DiGiovanna suggests dangling Ervin Santana as a bargaining chip.


One comment


    Yes, I can see that something may have to be done soon about the lineup. And, yes, I can see dangling a frontline pitcher for a hitter. But to me, it would be Jered Weaver, the curse of anybody named Weaver hailing from Simi Valley whose first name begins with a “J” seems to be that they can’t win consistantly – sell high while they remember last season. While pitching is, indeed, “coin of the realm” I’m not sure which of these guys really fits the bill; coming OR going.

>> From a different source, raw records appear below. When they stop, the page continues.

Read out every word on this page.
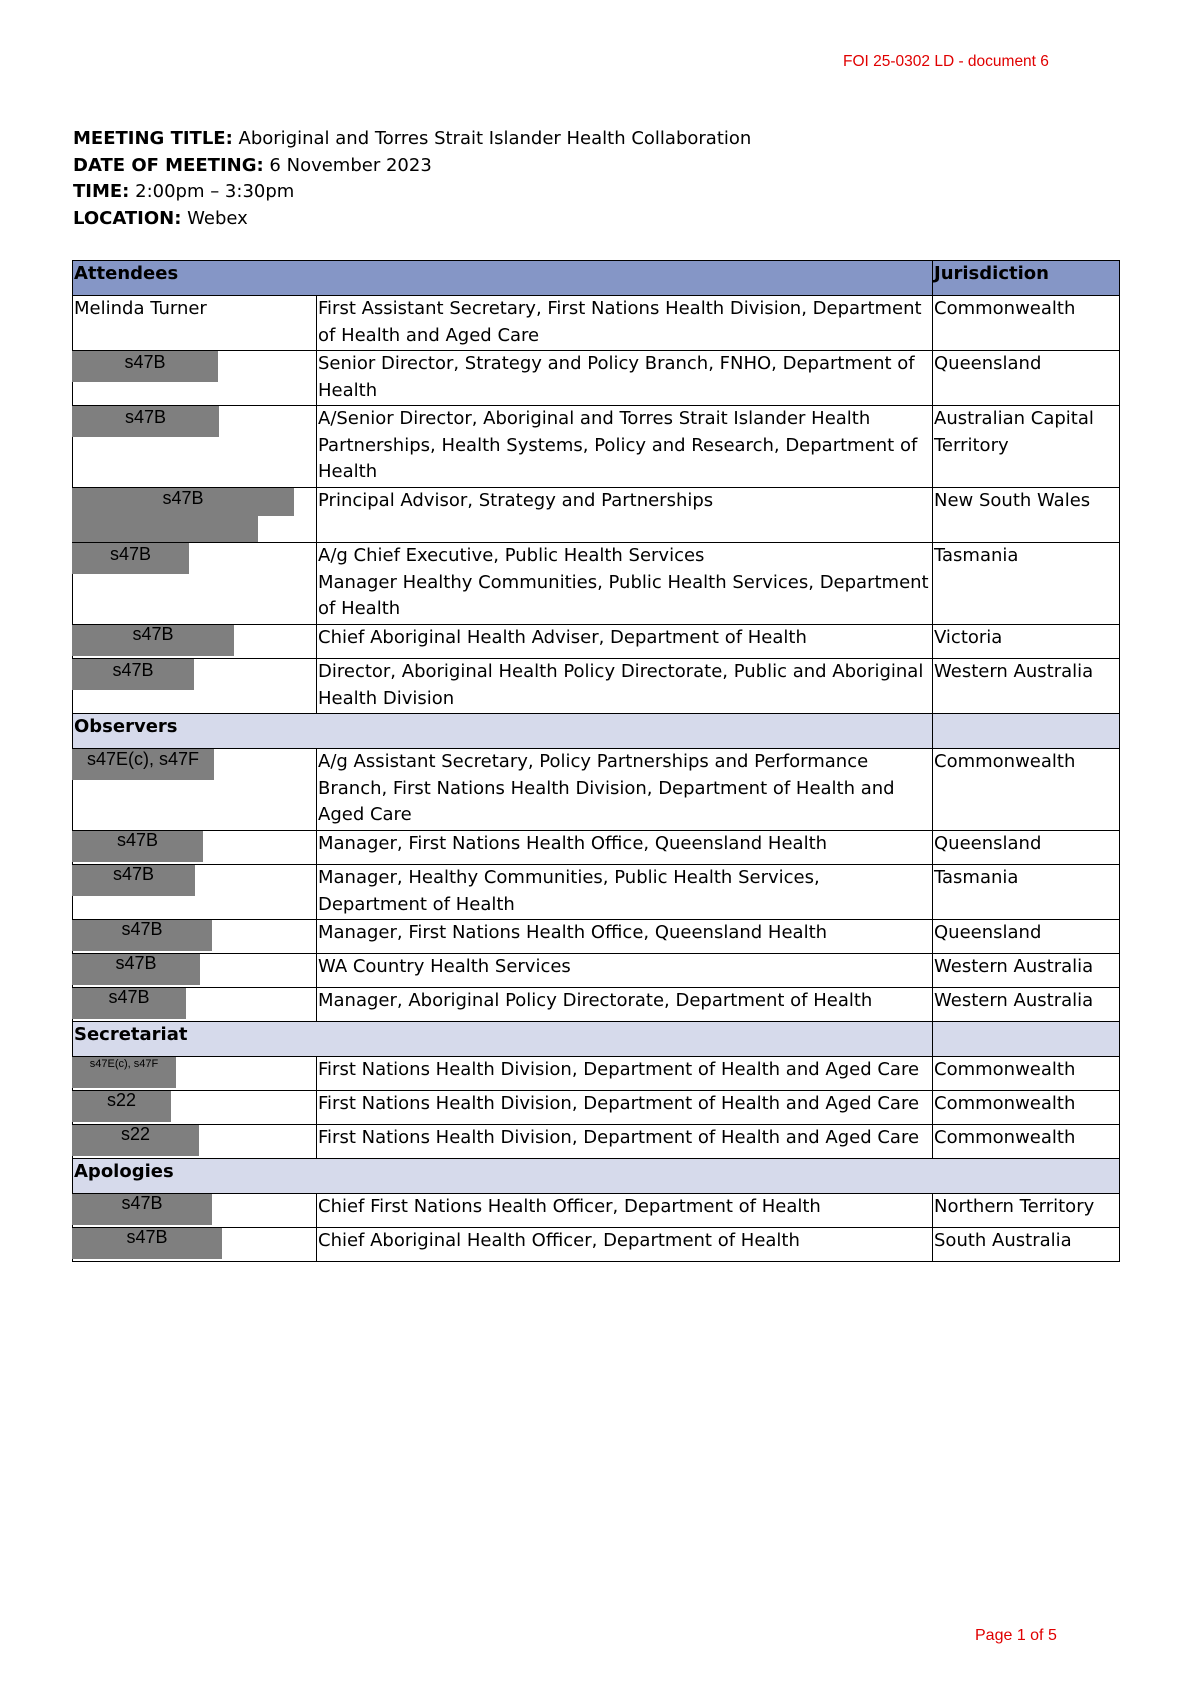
FOI 25-0302 LD - document 6
MEETING TITLE: Aboriginal and Torres Strait Islander Health Collaboration
DATE OF MEETING: 6 November 2023
TIME: 2:00pm – 3:30pm
LOCATION: Webex
Attendees		Jurisdiction
Melinda Turner	First Assistant Secretary, First Nations Health Division, Department of Health and Aged Care	Commonwealth

s47B	Senior Director, Strategy and Policy Branch, FNHO, Department of Health	Queensland

s47B	A/Senior Director, Aboriginal and Torres Strait Islander Health Partnerships, Health Systems, Policy and Research, Department of Health	Australian Capital Territory

s47B	Principal Advisor, Strategy and Partnerships	New South Wales

s47B	A/g Chief Executive, Public Health Services
Manager Healthy Communities, Public Health Services, Department of Health	Tasmania

s47B	Chief Aboriginal Health Adviser, Department of Health	Victoria

s47B	Director, Aboriginal Health Policy Directorate, Public and Aboriginal Health Division	Western Australia
Observers		

s47E(c), s47F	A/g Assistant Secretary, Policy Partnerships and Performance Branch, First Nations Health Division, Department of Health and Aged Care	Commonwealth

s47B	Manager, First Nations Health Office, Queensland Health	Queensland

s47B	Manager, Healthy Communities, Public Health Services, Department of Health	Tasmania

s47B	Manager, First Nations Health Office, Queensland Health	Queensland

s47B	WA Country Health Services	Western Australia

s47B	Manager, Aboriginal Policy Directorate, Department of Health	Western Australia
Secretariat		

s47E(c), s47F	First Nations Health Division, Department of Health and Aged Care	Commonwealth

s22	First Nations Health Division, Department of Health and Aged Care	Commonwealth

s22	First Nations Health Division, Department of Health and Aged Care	Commonwealth
Apologies		

s47B	Chief First Nations Health Officer, Department of Health	Northern Territory

s47B	Chief Aboriginal Health Officer, Department of Health	South Australia
Page 1 of 5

    The Boss would probably jump at Bart for Bobby, true, but is he what the team needs? One of the things I do to aid my admittedly hometown-biased assessments of players is to listen to the MLB Fantasy411 podcast while also reading other roto-based sites. While I don’t play fantasy baseball these guys are merciless in their evaluation of players and interesting to listen to. Bobby Abreu has been getting talk for over a year now. It seems that his power has all but dried up since his appearance in the Home Run Derby (prompting his trade from Philly, same reason they’d love to get rid of the over-priced Burrell) and the high slugging percentage after the trade to the Yankees may have been some sort of aberration due to the short right field porch, lucky gappers or whatever. He has not sustained the improvement this year and will be a major disappointment until (and if) he manages to find his power stroke again. Maybe we should stay away from him, especially with his price tag. At this pace he’d be nothing but heartbreak for us (I always hoped for more from Ellis Valentine, too).

    I’d love to get Garrett Atkins, maybe even Brad Hawpe, but what’s Colorado’s incentive to part with maybe the best hitter in the NL West when he’s still so far from arbitration and the team is trying to win while maintaining fiscal responsibility? Ditto Hawpe. It would, I’d guess, take far too much to pry away a shining young player of the sort the Angels really need to justify giving up an irreplaceable commodity like a proven pitcher.

    On the other hand (referring back to the Abreu idea), I’d hate to give up that same commodity for an under-performing, over-priced, over-aged Name who would not justify the cost. Same for one of the chumps listed in DiGiovanna’s suggestion. That’s what they need, more production like Hillenbrand gives.

    I can’t make a suggestion because I don’t have one. I’m feeling Bill Stoneman’s pain here because, just like over the winter, there are guys who would look terrific in an Angels uniform but their current team won’t even consider a trade unless it includes the moon. I’ll have to trust Bill to make the smartest (if not “flashiest”) move here.

    BTW, for those still moaning about the Players Who Got Away to the Cubs; have you noticed that Pinella benched Cesar Izturis, sacrificing defense to get (incrementally) more offense in that “killer” lineup? We are not alone, folks, in our desire for runs.